Phuphing Palace, yang merupakan lokasi peristirahatan raja dan ratu Thailand apabila sedang berada di wilayah Thailand Utara, merupakan tujuan awal kami. Tak mudah untuk mencapainya, karena letaknya yang cukup jauh dengan kondisi jalur berkelok yang menanjak ditambah dengan jalanan yang basah dan licin terkena hujan. Tak jarang saya menyeka air hujan yang menetes di mata, ketika mengendarai sepeda motor.
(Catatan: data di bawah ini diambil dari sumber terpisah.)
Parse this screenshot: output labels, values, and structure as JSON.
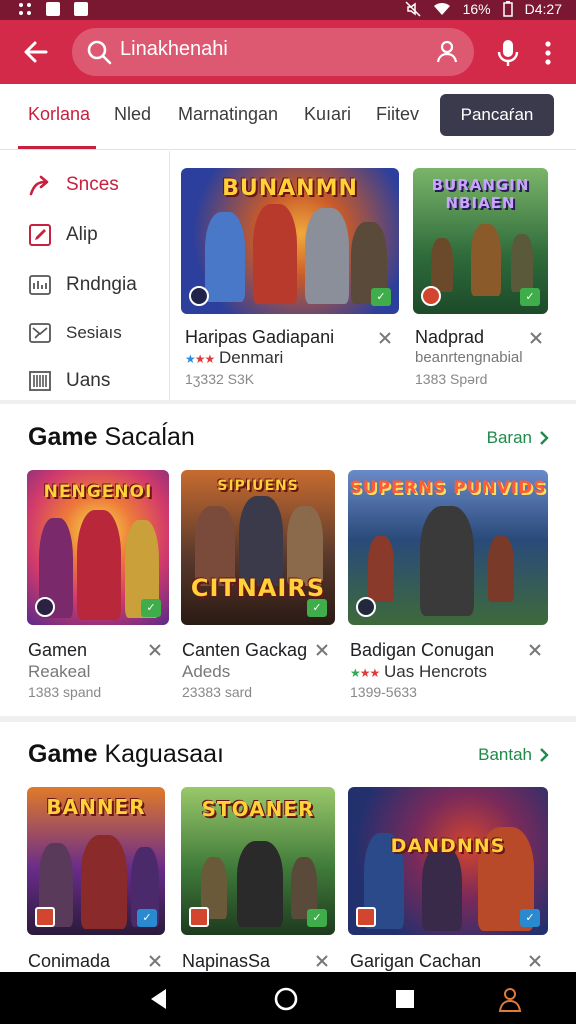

Ketika kami tiba di lokasi, dan telah membeli tiket masuk, hujan turun dengan derasnya.

Kami keluar dari tempat berteduh, yaitu loket pembelian tiket, ketika hujan berhenti dan bergegas masuk ke Phuphing Palace sebelum hujan turun lagi.

DSCN5923

Garden at Phuphing Palace

Phuphing Palace, merupakan sebuah palace –yang digunakan royal family untuk beristirahat– yang dilengkapi taman-taman tematik, kolam, juga hutan serta kebun. Cuaca dingin membuat saya ingin memeluk seseorang, namun sayang cuma ada Ahwan di sana. Dengan keindahannya, saya maklum apabila tempat ini sering muncul di Instagram Ratu Thailand, apabila dia mempunyai sebuah akun Instagram. Oh iya, selain untuk beristirahat, tempat yang sering dipenuhi kabut ini juga cocok untuk…

DSCN5943

…galau.

Setelah diusir-usir penjaga karena tempat ini mau tutup, kami menuruni gunung Suthep kembali dengan sepeda motor dan langsung menuju Wat Phra That Doi Suthep, yang merupakan kuil tertinggi dan legendaris di Chiang Mai. Sebenarnya ada dua cara untuk menuju puncak kuil ini, yaitu menggunakan tram (yang mirip dengan cable car) dan membayar biaya 30 Baht sekali jalan, atau menaiki 309 anak tangganya secara manual, gratis hingga loket di pintu masuk. Tentu saja sebagai orang kaya, saya memilih cara nomor dua.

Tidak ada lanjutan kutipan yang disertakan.